Посреди тягостных, раздирающих душу похорон моей матери, во время панихиды я впервые подумала: не отменить ли свадьбу? Двадцать первое августа показалось мне совершенно неподходящим днем, Джон Уэскотт — совершенно не годным в мужья человеком, да и представить себя в длинном подвенечном платье, любезно предложенном миссис Уэскотт, я не могла. Мы обручились на Рождество, когда мама только начала умирать, а умерла она в мае — раньше, чем ожидалось. Когда священник произнес: «Нас покинула редкая душа, дарившая близким отвагу и радость», я взглянула на голубоватый церковный свод и подумала: «Мама не пожелала бы мне жизни рядом с таким человеком». Джон, разумеется, спросил, ехать ли ему из Бостона на похороны. Я сказала «нет». И он не приехал: из уважения к моей независимости и прочая, и прочая. Не понял, что я просто постеснялась обременить его своим горем.

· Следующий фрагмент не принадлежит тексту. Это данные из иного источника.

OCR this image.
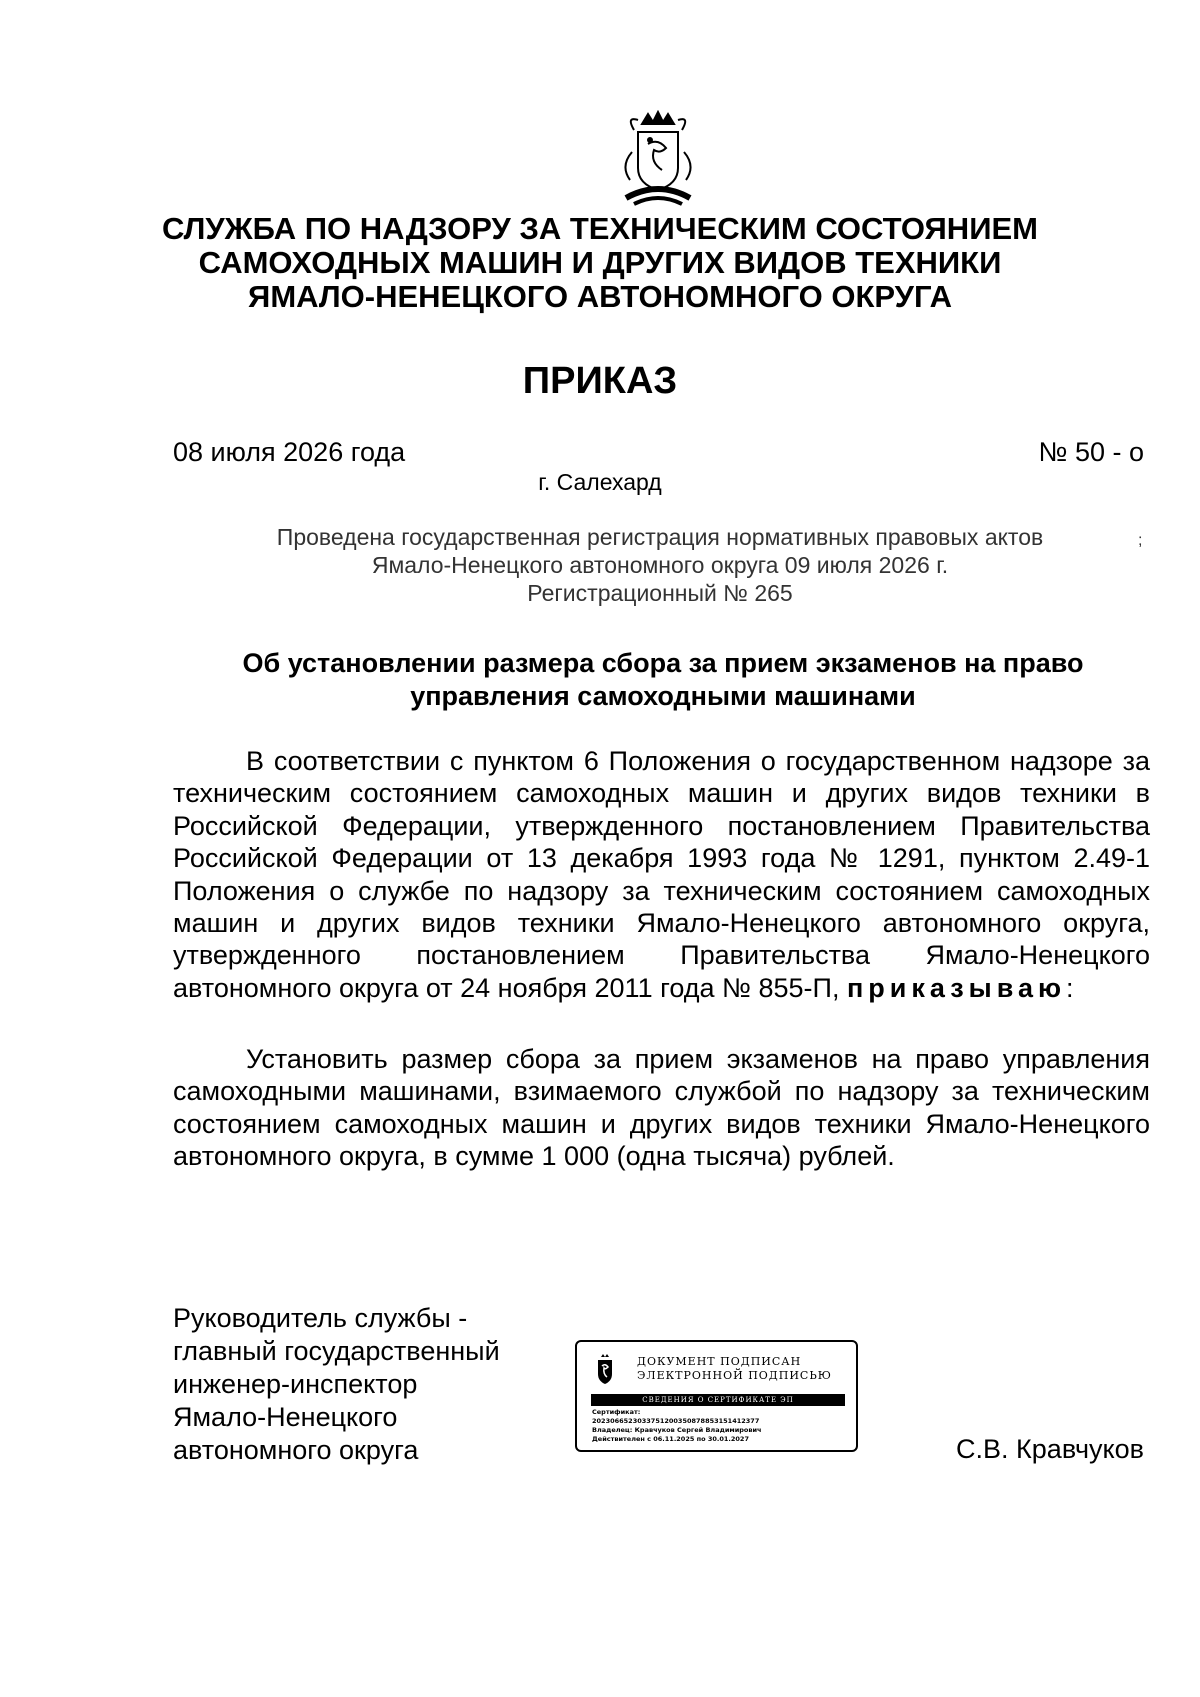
СЛУЖБА ПО НАДЗОРУ ЗА ТЕХНИЧЕСКИМ СОСТОЯНИЕМ
САМОХОДНЫХ МАШИН И ДРУГИХ ВИДОВ ТЕХНИКИ
ЯМАЛО-НЕНЕЦКОГО АВТОНОМНОГО ОКРУГА
ПРИКАЗ
08 июля 2026 года	№ 50 - о
г. Салехард
Проведена государственная регистрация нормативных правовых актов
Ямало-Ненецкого автономного округа 09 июля 2026 г.
Регистрационный № 265
;
Об установлении размера сбора за прием экзаменов на право
управления самоходными машинами
В соответствии с пунктом 6 Положения о государственном надзоре за техническим состоянием самоходных машин и других видов техники в Российской Федерации, утвержденного постановлением Правительства Российской Федерации от 13 декабря 1993 года № 1291, пунктом 2.49-1 Положения о службе по надзору за техническим состоянием самоходных машин и других видов техники Ямало-Ненецкого автономного округа, утвержденного постановлением Правительства Ямало-Ненецкого автономного округа от 24 ноября 2011 года № 855-П, приказываю:
Установить размер сбора за прием экзаменов на право управления самоходными машинами, взимаемого службой по надзору за техническим состоянием самоходных машин и других видов техники Ямало-Ненецкого автономного округа, в сумме 1 000 (одна тысяча) рублей.
Руководитель службы -
главный государственный
инженер-инспектор
Ямало-Ненецкого
автономного округа
ДОКУМЕНТ ПОДПИСАН
ЭЛЕКТРОННОЙ ПОДПИСЬЮ
СВЕДЕНИЯ О СЕРТИФИКАТЕ ЭП
Сертификат:
2023066523033751200350878853151412377
Владелец: Кравчуков Сергей Владимирович
Действителен с 06.11.2025 по 30.01.2027	С.В. Кравчуков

После похорон мы принесли домой маленькую урну с маминым прахом и принялись развлекать всех, кто зашел пособолезновать: кучу отцовских коллег из юридической школы, несколько его бывших студентов, дядю Стива с новой женой, наших двоюродных сестер (мы с Лиззи обыкновенно называем их «Нечто номер раз» и «Нечто номер два»); бывших соседей, водивших дружбу с нашей семьей с тех давних пор, когда мамины скульптуры еще не продавались; маминых приятелей из мира искусства; маминых сестер; моих школьных друзей; соседей, чьих детей я когда-то пасла; мою лучшую подругу по колледжу; подружек Лиззи и многих, кого я попросту не узнала. Я слишком давно живу вне дома: сперва в колледже, теперь в юридической школе.

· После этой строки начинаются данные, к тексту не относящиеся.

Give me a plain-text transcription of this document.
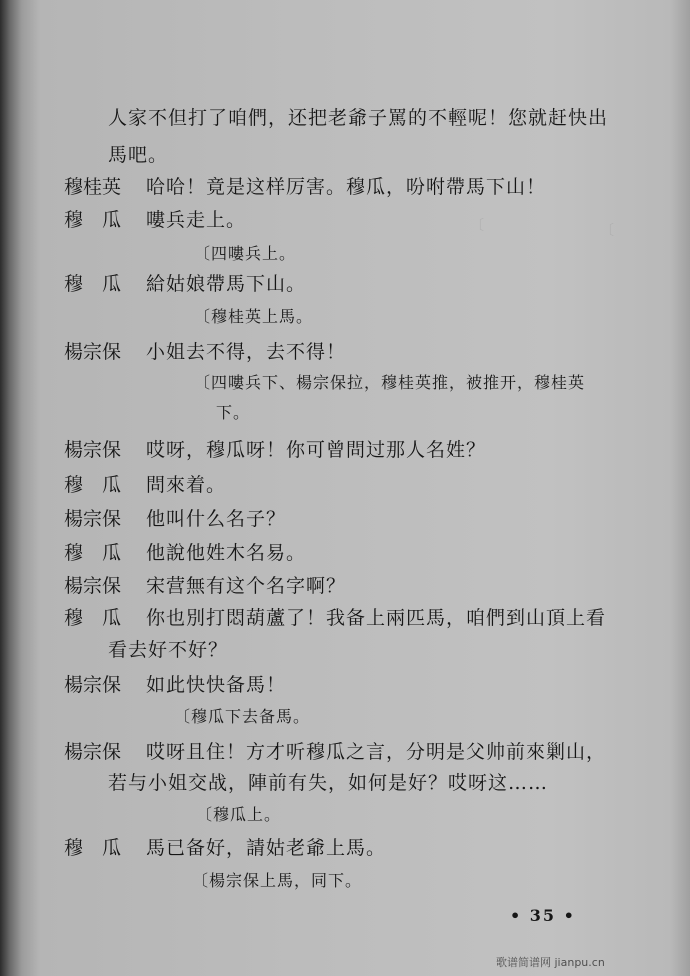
〔	〔
人家不但打了咱們，还把老爺子罵的不輕呢！您就赶快出
馬吧。
穆桂英 哈哈！竟是这样厉害。穆瓜，吩咐帶馬下山！
穆　瓜 嘍兵走上。
〔四嘍兵上。
穆　瓜 給姑娘帶馬下山。
〔穆桂英上馬。
楊宗保 小姐去不得，去不得！
〔四嘍兵下、楊宗保拉，穆桂英推，被推开，穆桂英
下。
楊宗保 哎呀，穆瓜呀！你可曾問过那人名姓？
穆　瓜 問來着。
楊宗保 他叫什么名子？
穆　瓜 他說他姓木名易。
楊宗保 宋营無有这个名字啊？
穆　瓜 你也別打悶葫蘆了！我备上兩匹馬，咱們到山頂上看
看去好不好？
楊宗保 如此快快备馬！
〔穆瓜下去备馬。
楊宗保 哎呀且住！方才听穆瓜之言，分明是父帅前來剿山，
若与小姐交战，陣前有失，如何是好？哎呀这……
〔穆瓜上。
穆　瓜 馬已备好，請姑老爺上馬。
〔楊宗保上馬，同下。
• 35 •
歌谱简谱网 jianpu.cn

Сестра, папа и я методично кружили по комнате. Всех вновь вошедших папа обнимал. Не важно, хлопали его при этом по спине или жали руку, он притягивал человека к себе и заключал в медвежьи объятия: я видела, как отрывались от пола ноги обнимаемых. Мы же с Лиззи разрешали творить с нами что угодно: хлопайте по плечу, гладьте по головке, прижимайте к груди, скорбно вглядывайтесь в глаза — мы все стерпим.
Папа как раз душил в объятиях нашу уборщицу, госпожу Эллис, когда в гостиной появился господин Декуэрво с чемоданчиком в руках. Почти уронив госпожу Эллис, папа решительно направился к господину Декуэрво, сгреб его в охапку, и оба, постанывая, закачались в страстном безмузыком вальсе. Мы с сестрой сели на диван и, прильнув друг к другу, смотрели, как папа орошает слезами макушку своего друга — любовника нашей матери.
Когда мне было одиннадцать, а Лиззи восемь (последнее лето, которое она пробегала нагишом, без купальника), господин Декуэрво и его дочка Гизела, тоже почти восьмилетняя, гостили на нашей даче в штате Мэн. Домик этот достался нам по отцовской, спенсеровской линии, и папа с дядей Стивом владели им сообща. Мы проводили там каждый июль (вода холоднее, погода лучше), а дядя с чадами и домочадцами сменял нас в августе. Папа относился к своему брату примерно так же, как мы к кузинам, поэтому пересекались семьи лишь на обеде в день их приезда.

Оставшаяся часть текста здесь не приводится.